Graph Data With MongoDB

Today's Write Stuff article is by Igor Ribeiro Lima. It is a dive into storing graph data and visualizing it in real time using MongoDB, Node.js, Express, Mongoose, Socket.IO and more with a practical example.

In this article, you'll see a way on how to store graph data in a document database. We'll use a graph visualization tool for drawing directed graphs and real-time communication to allow users to edit the graph and see each other's changes.

To provide a foundation for this, let's go through a quick overview about socket.io and mongoose and then get started working with our simple example. My goal is to keep this as simple as possible.
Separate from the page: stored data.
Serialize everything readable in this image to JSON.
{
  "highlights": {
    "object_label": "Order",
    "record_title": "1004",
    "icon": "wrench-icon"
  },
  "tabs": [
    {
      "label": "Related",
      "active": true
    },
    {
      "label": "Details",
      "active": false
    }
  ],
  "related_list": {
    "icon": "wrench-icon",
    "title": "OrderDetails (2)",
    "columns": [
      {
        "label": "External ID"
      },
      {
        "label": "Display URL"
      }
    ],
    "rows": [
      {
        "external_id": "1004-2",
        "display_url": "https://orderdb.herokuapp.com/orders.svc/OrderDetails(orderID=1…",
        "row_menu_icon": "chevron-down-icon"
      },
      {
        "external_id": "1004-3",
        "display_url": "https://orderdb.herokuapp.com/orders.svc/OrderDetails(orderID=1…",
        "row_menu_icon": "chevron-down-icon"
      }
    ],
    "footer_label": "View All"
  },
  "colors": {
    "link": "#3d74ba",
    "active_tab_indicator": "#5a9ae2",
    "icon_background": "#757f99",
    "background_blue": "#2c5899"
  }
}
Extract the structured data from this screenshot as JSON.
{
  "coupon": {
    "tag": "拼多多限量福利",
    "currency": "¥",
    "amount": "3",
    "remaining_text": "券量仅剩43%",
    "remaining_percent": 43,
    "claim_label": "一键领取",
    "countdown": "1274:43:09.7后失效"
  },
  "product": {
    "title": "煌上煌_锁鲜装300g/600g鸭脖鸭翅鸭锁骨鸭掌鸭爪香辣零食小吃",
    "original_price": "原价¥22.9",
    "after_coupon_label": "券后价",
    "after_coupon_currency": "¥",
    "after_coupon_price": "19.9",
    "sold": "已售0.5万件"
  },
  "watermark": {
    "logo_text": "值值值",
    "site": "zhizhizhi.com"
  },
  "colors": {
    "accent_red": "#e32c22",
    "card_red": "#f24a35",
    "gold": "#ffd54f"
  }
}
The concepts learned here will help you to represent and store graph data in a Mongo database or in other databases. If you're already comfortable with Graph Concepts, Mongoose and Socket.io, feel free to skip these three sections.

What is a Graph?

A graph is a data structure that consists of a set of nodes and a set of edges that relate the nodes to one another. It's made up of a set of nodes called vertices and a set of lines called edges that connect the nodes. To represent our graph in the database, we'll store links and nodes as objects. Both will be stored as documents in their respective collections.

Mongoose

Mongoose provides a straight-forward, schema-based solution for your application data model. Everything in Mongoose starts with a Schema. Each schema maps to a MongoDB collection and defines the shape of the documents within that collection.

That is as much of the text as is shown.